Part 3: Affordances – Introduction To Ecological Approaches For Coaching

An important part to understanding how to use Ecological Approaches is the concept of an “affordance”. Many people who have some familiarity with design work might be thinking “I know what that is!”. And in most cases you would be wrong.

This is Part 3 of my series on Ecological Approaches/Psychology. The article stands alone, but is part of a broader modern understanding of human action and perception.

  1. Part 1: Ecological Psychology
  2. Part 2: Motor Solutions
  3. Part 3: Affordances (you are here)
  4. Part 4: Direct Perception
  5. Part 5: Perception-Action Coupling
  6. Part 6: Control Laws
  7. Part 7: Implications of EA

Enter The Main Actor

This story starts with James Gibson, a researcher who published many highly influential works on human perception in the post-WW2 years. Gibson had served as a researcher in the US Army Air Force during the war, and unlike a certain other famous Air Force pseudo-scientist*, started asking some very useful questions about how we perceive things.
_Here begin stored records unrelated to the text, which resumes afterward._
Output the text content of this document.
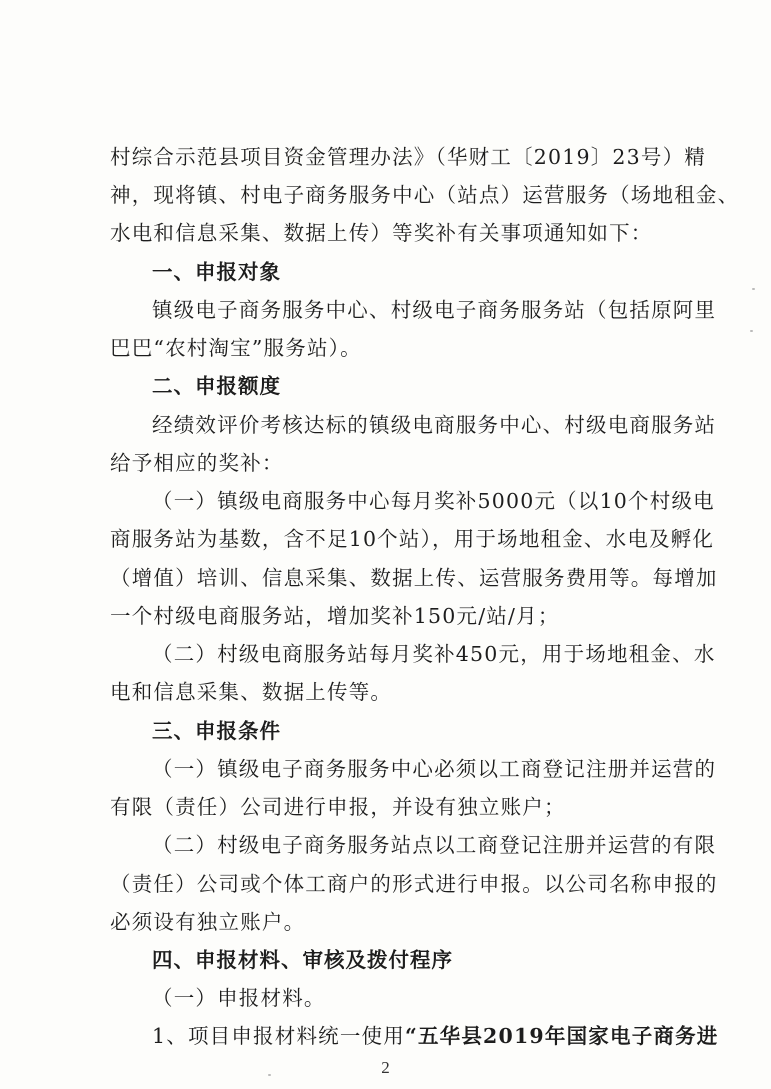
村综合示范县项目资金管理办法》（华财工〔2019〕23号）精
神，现将镇、村电子商务服务中心（站点）运营服务（场地租金、
水电和信息采集、数据上传）等奖补有关事项通知如下：
一、申报对象
镇级电子商务服务中心、村级电子商务服务站（包括原阿里
巴巴“农村淘宝”服务站）。
二、申报额度
经绩效评价考核达标的镇级电商服务中心、村级电商服务站
给予相应的奖补：
（一）镇级电商服务中心每月奖补5000元（以10个村级电
商服务站为基数，含不足10个站），用于场地租金、水电及孵化
（增值）培训、信息采集、数据上传、运营服务费用等。每增加
一个村级电商服务站，增加奖补150元/站/月；
（二）村级电商服务站每月奖补450元，用于场地租金、水
电和信息采集、数据上传等。
三、申报条件
（一）镇级电子商务服务中心必须以工商登记注册并运营的
有限（责任）公司进行申报，并设有独立账户；
（二）村级电子商务服务站点以工商登记注册并运营的有限
（责任）公司或个体工商户的形式进行申报。以公司名称申报的
必须设有独立账户。
四、申报材料、审核及拨付程序
（一）申报材料。
1、项目申报材料统一使用“五华县2019年国家电子商务进
2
I’ll not go into the depth of exactly how Gibson’s ideas work, because they are super technical when you start breaking down things like Ambient Optic Array, and I don’t think I’m qualified to explain them anyways. What is important to us is Direct Perception and Affordances. If you browse the list of article titles you’ll see that Direct Perception is a topic for next time. So on to Affordances!
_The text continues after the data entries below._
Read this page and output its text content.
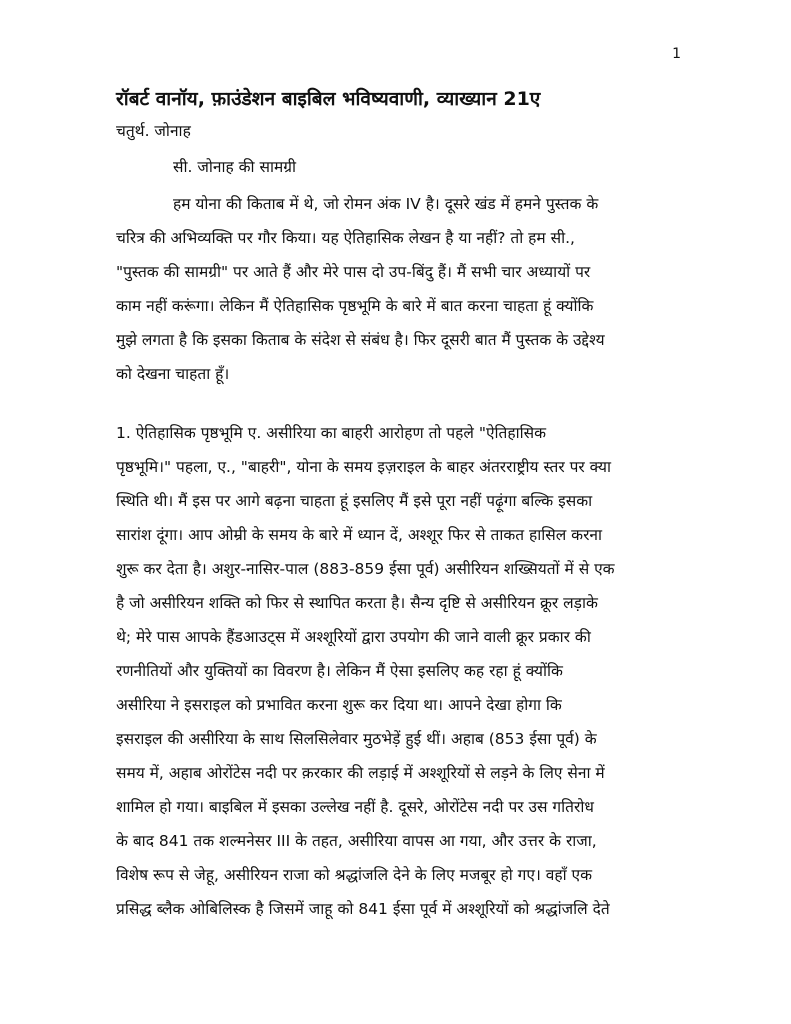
1
रॉबर्ट वानॉय, फ़ाउंडेशन बाइबिल भविष्यवाणी, व्याख्यान 21ए
चतुर्थ. जोनाह
सी. जोनाह की सामग्री
हम योना की किताब में थे, जो रोमन अंक IV है। दूसरे खंड में हमने पुस्तक के
चरित्र की अभिव्यक्ति पर गौर किया। यह ऐतिहासिक लेखन है या नहीं? तो हम सी.,
"पुस्तक की सामग्री" पर आते हैं और मेरे पास दो उप-बिंदु हैं। मैं सभी चार अध्यायों पर
काम नहीं करूंगा। लेकिन मैं ऐतिहासिक पृष्ठभूमि के बारे में बात करना चाहता हूं क्योंकि
मुझे लगता है कि इसका किताब के संदेश से संबंध है। फिर दूसरी बात मैं पुस्तक के उद्देश्य
को देखना चाहता हूँ।
1. ऐतिहासिक पृष्ठभूमि ए. असीरिया का बाहरी आरोहण तो पहले "ऐतिहासिक
पृष्ठभूमि।" पहला, ए., "बाहरी", योना के समय इज़राइल के बाहर अंतरराष्ट्रीय स्तर पर क्या
स्थिति थी। मैं इस पर आगे बढ़ना चाहता हूं इसलिए मैं इसे पूरा नहीं पढ़ूंगा बल्कि इसका
सारांश दूंगा। आप ओम्री के समय के बारे में ध्यान दें, अश्शूर फिर से ताकत हासिल करना
शुरू कर देता है। अशुर-नासिर-पाल (883-859 ईसा पूर्व) असीरियन शख्सियतों में से एक
है जो असीरियन शक्ति को फिर से स्थापित करता है। सैन्य दृष्टि से असीरियन क्रूर लड़ाके
थे; मेरे पास आपके हैंडआउट्स में अश्शूरियों द्वारा उपयोग की जाने वाली क्रूर प्रकार की
रणनीतियों और युक्तियों का विवरण है। लेकिन मैं ऐसा इसलिए कह रहा हूं क्योंकि
असीरिया ने इसराइल को प्रभावित करना शुरू कर दिया था। आपने देखा होगा कि
इसराइल की असीरिया के साथ सिलसिलेवार मुठभेड़ें हुई थीं। अहाब (853 ईसा पूर्व) के
समय में, अहाब ओरोंटेस नदी पर क़रकार की लड़ाई में अश्शूरियों से लड़ने के लिए सेना में
शामिल हो गया। बाइबिल में इसका उल्लेख नहीं है. दूसरे, ओरोंटेस नदी पर उस गतिरोध
के बाद 841 तक शल्मनेसर III के तहत, असीरिया वापस आ गया, और उत्तर के राजा,
विशेष रूप से जेहू, असीरियन राजा को श्रद्धांजलि देने के लिए मजबूर हो गए। वहाँ एक
प्रसिद्ध ब्लैक ओबिलिस्क है जिसमें जाहू को 841 ईसा पूर्व में अश्शूरियों को श्रद्धांजलि देते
*It’s James Boyd. I’m making fun of the OODA loop fanboys.

What Is An Affordance

According to Gibson,

“The affordances of the environment are what it offers the animal, what it provides or furnishes, either for good or ill. The verb to afford is found in the dictionary, the noun affordance is not. I have made it up. I mean by it something that refers to both the environment and the animal in a way that no existing term does. It implies the complementarity of the animal and the environment.”

So what the heck does that mean? Basically an affordance is what can be done in relation to the environment. A chair offers the affordance of sitting on. A ball offers the affordance of being thrown. But the chair also offers the affordance of being thrown, albeit not nearly as well as the ball does. The ball may also offer the affordance of being sat on depending on size (or tolerance for discomfort? ¯\_(ツ)_/¯  ).
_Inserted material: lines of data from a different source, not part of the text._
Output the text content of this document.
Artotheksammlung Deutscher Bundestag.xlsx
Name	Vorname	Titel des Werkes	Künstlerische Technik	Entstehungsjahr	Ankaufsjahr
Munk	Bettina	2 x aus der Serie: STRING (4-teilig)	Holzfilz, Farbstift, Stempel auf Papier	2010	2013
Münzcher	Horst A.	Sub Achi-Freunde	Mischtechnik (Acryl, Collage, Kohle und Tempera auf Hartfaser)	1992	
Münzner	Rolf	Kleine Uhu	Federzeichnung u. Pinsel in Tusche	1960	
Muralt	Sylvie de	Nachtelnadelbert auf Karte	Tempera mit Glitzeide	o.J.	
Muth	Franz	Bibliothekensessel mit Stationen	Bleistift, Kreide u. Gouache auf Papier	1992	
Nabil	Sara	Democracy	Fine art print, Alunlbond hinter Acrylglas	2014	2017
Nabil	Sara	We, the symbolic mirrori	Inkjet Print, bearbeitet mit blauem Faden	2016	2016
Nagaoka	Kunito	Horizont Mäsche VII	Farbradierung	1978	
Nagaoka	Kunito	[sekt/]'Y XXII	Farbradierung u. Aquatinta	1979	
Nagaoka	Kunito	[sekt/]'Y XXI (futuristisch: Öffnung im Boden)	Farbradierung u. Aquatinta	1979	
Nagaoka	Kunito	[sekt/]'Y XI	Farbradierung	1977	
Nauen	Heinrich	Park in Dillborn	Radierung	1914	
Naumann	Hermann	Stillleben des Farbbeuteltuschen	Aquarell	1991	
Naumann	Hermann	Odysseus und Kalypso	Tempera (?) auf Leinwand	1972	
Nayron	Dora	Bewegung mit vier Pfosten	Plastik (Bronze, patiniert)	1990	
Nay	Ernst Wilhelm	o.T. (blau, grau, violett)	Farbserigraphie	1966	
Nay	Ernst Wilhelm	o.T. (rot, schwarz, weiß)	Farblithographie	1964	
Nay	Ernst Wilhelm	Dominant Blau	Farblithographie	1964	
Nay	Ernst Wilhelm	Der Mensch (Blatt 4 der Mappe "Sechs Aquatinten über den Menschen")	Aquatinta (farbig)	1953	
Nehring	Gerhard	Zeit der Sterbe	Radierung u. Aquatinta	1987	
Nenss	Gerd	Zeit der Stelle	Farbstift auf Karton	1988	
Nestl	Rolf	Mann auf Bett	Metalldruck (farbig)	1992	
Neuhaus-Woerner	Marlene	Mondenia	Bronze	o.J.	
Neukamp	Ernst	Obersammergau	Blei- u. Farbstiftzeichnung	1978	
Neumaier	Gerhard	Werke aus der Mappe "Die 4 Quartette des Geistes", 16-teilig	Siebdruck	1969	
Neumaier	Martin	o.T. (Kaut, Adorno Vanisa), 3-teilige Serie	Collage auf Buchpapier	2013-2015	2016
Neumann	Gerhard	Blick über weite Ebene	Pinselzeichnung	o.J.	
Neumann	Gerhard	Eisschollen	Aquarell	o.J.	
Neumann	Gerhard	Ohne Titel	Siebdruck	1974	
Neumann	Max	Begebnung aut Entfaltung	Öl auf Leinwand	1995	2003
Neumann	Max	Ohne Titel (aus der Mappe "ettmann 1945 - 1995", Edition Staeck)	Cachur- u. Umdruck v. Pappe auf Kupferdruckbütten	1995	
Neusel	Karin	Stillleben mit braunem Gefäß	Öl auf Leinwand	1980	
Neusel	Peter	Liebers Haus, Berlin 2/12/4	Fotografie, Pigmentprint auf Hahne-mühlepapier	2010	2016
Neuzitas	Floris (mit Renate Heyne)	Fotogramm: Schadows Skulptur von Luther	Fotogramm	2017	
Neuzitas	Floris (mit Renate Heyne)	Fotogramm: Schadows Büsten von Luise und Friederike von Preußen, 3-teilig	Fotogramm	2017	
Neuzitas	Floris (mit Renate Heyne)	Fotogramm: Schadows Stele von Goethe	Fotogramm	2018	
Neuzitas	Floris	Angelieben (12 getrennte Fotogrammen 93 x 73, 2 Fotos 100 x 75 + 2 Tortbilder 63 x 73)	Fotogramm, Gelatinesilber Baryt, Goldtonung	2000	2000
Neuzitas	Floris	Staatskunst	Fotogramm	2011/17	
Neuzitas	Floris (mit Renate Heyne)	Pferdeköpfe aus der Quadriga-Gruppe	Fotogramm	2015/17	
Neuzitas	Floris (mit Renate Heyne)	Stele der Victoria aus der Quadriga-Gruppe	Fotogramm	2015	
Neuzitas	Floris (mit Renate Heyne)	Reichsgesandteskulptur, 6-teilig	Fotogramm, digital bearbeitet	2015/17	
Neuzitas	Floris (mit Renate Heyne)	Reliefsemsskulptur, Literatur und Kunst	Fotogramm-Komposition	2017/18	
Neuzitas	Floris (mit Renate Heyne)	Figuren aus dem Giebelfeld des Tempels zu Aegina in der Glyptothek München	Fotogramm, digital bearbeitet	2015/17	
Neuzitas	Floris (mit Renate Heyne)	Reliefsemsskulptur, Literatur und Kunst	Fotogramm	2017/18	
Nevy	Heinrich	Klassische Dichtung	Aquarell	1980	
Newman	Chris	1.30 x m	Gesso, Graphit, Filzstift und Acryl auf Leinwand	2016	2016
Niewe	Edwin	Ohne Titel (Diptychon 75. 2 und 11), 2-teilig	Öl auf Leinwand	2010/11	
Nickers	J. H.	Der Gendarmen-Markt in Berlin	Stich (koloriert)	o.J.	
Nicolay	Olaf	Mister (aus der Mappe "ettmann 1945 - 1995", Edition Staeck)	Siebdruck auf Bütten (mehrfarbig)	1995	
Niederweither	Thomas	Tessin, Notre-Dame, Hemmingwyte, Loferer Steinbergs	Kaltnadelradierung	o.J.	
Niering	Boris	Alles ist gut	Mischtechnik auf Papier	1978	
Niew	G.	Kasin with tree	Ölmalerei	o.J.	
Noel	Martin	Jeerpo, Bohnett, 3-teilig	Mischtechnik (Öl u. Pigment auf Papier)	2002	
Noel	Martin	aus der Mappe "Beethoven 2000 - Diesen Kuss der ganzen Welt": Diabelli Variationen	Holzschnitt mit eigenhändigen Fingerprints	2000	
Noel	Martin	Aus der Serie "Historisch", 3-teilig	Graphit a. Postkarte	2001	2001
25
If you’ve heard of affordances before, this may sound incorrect. This is because Donald Norman later used the term in the context of design in his highly influential The Design of Everyday Things. For this article we are talking about Gibson and not Norman. If you can’t let go of what you think you know about affordances, then consider that there are g-Type and n-Type Affordances, and we are going to talk about the former.

Norman actually disliked the way that the design community co-opted his use of the term affordances to mean something different than what he originally intended. Norman was a contemporary of Gibson, and the two had frequent interaction. In the later post-digital-age re-release of The Design of Everyday Things he laments:

“Designers needed a word to describe what they were doing, so they chose affordance. What alternative did they have? I decided to provide a better answer: signifiers. Affordances determine what actions are possible. Signifiers communicate where the action should take place. We need both.”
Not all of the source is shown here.